While getting a bachelor’s degree for anyone takes persistence, patience and intellect, Fitch dealt with family obligations, economic stress and a fire at her residence, obstacles that would permanently end many students pursuit of higher education.
Fitch, who was backed by her husband Joseph, her three children and eight grandchildren in the pursuit of her degree, credits her family’s and employer’s support for her success.
“Joseph’s House fully supported her getting a degree at UDC and worked flexibly with her schedule,” said Rogan, who works as the chief of staff for Rep. Peter Welch (D-Vt.). “We wanted to make sure that she met her goals.”
Throughout the eight years at UDC, Fitch would sometimes take as little as a single course a semester and spent many nights receiving instruction and also weekends doing classwork and homework.
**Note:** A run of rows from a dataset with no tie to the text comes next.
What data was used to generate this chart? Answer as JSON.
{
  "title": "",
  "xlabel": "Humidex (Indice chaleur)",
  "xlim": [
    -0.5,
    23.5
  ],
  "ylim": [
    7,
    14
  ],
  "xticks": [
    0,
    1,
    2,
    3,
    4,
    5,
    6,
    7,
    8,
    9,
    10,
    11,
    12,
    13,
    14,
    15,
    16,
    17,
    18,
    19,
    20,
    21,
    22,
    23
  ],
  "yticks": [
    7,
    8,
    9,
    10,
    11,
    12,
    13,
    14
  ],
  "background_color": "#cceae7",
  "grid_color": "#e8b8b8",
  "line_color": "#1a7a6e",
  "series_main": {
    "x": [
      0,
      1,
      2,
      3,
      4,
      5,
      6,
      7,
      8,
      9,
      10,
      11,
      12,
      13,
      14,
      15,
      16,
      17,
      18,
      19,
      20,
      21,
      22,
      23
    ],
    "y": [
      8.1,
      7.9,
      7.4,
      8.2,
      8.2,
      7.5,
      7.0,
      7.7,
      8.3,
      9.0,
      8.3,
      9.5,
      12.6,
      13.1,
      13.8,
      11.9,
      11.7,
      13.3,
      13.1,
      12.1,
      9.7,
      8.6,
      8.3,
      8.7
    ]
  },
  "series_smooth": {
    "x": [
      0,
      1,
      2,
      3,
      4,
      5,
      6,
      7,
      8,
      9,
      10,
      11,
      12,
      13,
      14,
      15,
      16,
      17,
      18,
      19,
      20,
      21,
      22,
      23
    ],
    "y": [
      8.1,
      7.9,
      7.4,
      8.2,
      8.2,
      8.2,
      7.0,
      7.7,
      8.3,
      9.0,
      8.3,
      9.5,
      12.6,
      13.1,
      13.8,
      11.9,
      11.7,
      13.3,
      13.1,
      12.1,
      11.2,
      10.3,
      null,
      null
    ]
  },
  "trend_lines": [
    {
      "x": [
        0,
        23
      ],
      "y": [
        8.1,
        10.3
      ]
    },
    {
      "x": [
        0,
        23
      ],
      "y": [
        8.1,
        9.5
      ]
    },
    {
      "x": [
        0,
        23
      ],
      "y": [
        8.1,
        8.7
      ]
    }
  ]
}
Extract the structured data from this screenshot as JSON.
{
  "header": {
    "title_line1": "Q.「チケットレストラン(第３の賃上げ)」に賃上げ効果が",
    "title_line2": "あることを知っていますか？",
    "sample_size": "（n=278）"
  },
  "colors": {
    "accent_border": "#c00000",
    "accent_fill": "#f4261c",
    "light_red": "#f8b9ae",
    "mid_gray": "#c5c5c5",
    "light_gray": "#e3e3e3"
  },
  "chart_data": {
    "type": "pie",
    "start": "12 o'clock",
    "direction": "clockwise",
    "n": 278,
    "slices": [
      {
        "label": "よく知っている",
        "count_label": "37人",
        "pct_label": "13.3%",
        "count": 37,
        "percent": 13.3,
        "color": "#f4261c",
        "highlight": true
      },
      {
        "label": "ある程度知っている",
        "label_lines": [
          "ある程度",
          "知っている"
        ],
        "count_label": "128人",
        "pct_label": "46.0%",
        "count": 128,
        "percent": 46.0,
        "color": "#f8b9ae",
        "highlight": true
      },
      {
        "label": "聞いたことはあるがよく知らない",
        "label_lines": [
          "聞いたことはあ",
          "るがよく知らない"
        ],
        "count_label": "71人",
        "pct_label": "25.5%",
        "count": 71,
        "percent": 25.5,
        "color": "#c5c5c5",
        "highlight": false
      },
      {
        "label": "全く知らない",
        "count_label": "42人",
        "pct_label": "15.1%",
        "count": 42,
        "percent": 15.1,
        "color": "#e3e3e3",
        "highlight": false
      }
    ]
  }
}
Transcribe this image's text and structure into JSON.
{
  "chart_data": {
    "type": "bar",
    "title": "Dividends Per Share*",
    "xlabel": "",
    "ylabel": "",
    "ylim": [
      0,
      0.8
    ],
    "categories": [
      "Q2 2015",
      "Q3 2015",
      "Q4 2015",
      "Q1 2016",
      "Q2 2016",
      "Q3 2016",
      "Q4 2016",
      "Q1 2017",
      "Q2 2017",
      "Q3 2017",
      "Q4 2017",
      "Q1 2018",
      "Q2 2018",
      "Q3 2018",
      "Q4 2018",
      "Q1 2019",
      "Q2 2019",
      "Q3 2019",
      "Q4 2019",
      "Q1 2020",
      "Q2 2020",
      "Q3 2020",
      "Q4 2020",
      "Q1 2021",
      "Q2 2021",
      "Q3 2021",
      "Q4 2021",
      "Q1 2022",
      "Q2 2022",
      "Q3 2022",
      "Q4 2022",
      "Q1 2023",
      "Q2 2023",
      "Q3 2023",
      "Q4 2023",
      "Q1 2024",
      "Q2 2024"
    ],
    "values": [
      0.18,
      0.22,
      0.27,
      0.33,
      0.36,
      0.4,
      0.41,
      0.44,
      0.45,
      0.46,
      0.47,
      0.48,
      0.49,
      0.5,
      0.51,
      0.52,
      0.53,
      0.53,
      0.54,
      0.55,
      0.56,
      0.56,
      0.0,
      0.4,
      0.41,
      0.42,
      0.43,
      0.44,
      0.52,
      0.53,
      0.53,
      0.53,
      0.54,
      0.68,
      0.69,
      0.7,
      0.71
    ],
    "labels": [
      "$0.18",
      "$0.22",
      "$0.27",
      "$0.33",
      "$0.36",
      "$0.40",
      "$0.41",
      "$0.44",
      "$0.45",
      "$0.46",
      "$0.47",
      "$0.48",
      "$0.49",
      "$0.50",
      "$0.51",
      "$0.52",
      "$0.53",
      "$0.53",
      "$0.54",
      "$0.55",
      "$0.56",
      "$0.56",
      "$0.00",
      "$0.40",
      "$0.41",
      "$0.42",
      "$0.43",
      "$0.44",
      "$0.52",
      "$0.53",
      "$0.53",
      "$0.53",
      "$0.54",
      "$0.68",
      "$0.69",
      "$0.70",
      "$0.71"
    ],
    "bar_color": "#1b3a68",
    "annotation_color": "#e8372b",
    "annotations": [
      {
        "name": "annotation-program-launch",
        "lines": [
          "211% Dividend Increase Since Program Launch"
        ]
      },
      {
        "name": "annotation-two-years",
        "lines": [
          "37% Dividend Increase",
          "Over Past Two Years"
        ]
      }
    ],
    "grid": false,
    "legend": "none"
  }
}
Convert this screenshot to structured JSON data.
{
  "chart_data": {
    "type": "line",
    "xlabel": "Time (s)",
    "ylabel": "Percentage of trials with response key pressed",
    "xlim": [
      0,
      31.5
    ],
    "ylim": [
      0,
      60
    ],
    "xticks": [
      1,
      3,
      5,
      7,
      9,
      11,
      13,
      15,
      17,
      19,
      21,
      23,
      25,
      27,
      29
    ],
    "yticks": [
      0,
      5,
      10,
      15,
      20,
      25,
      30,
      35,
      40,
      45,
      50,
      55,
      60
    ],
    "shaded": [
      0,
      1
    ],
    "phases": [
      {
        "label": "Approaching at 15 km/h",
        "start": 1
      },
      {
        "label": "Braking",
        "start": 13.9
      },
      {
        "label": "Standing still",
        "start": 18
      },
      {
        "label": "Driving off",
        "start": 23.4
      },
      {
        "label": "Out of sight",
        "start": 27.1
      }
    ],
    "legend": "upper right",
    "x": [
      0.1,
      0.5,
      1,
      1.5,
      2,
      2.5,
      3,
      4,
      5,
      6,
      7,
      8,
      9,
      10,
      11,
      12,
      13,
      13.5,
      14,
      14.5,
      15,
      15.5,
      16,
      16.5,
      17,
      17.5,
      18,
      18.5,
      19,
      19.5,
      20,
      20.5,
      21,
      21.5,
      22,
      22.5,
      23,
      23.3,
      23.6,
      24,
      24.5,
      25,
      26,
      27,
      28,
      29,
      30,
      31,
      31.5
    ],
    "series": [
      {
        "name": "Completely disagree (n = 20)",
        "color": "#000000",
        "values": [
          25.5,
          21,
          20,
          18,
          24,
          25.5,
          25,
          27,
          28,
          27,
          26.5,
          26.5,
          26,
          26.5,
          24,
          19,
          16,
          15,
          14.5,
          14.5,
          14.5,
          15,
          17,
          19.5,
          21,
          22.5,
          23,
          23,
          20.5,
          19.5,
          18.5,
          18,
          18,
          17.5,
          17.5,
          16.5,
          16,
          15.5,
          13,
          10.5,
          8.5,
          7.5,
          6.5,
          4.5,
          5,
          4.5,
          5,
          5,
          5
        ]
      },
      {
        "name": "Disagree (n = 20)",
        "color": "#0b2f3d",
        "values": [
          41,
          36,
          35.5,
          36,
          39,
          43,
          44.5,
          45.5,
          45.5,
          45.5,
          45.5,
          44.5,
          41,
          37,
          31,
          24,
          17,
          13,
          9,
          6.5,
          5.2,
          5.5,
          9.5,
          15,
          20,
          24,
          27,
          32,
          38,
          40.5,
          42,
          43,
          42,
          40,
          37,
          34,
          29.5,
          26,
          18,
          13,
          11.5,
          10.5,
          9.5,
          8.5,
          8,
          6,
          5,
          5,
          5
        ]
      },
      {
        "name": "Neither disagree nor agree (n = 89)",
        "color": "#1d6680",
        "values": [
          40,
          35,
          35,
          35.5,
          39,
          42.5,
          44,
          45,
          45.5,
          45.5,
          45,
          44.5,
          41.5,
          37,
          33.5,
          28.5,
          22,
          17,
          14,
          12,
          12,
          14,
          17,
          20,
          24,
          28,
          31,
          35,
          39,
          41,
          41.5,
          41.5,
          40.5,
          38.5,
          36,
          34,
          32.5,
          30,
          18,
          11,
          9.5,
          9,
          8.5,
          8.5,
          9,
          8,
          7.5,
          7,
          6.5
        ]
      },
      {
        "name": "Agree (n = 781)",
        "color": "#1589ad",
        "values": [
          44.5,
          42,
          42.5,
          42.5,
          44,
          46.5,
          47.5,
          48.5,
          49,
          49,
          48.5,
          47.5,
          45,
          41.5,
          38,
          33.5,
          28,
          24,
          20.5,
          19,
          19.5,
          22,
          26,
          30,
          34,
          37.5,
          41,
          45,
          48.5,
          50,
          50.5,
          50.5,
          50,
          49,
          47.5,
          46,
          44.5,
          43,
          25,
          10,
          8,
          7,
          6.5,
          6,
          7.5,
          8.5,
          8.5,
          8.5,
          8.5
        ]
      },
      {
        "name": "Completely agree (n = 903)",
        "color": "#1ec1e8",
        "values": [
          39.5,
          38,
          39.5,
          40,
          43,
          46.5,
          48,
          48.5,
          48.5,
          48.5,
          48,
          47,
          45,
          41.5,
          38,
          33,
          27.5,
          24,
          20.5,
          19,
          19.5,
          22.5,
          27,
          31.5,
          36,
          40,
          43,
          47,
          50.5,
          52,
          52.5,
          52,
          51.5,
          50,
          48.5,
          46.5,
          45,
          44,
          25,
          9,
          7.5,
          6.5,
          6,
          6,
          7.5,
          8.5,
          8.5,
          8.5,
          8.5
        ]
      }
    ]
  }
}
Fitch said she got along well with her fellow students — “they helped me when I needed help” — and faculty members “who made time for me.”
Fitch said she wanted to study social work because of the experiences she had at Joseph’s House.
“I am already in the field, working with the homeless,” she said. “I want to help the homeless and I determined that getting a social work degree was the best way for me to do that.”
Fitch said her persistence has served as an example for her family and friends.
“I tell people to always follow your dreams and never give up,” she said. “And always put God first. It doesn’t matter what age you are, you can do it.”
Rep. Maxine Waters (D-Calif.), who has emerged as a chief critic of President Trump, and the Rev. Jesse Jackson Sr. received honorary degrees from the university. Waters delivered the commencement address in which she blasted the corruption of the Trump administration and the encouraged the graduates to “go out and change the world.”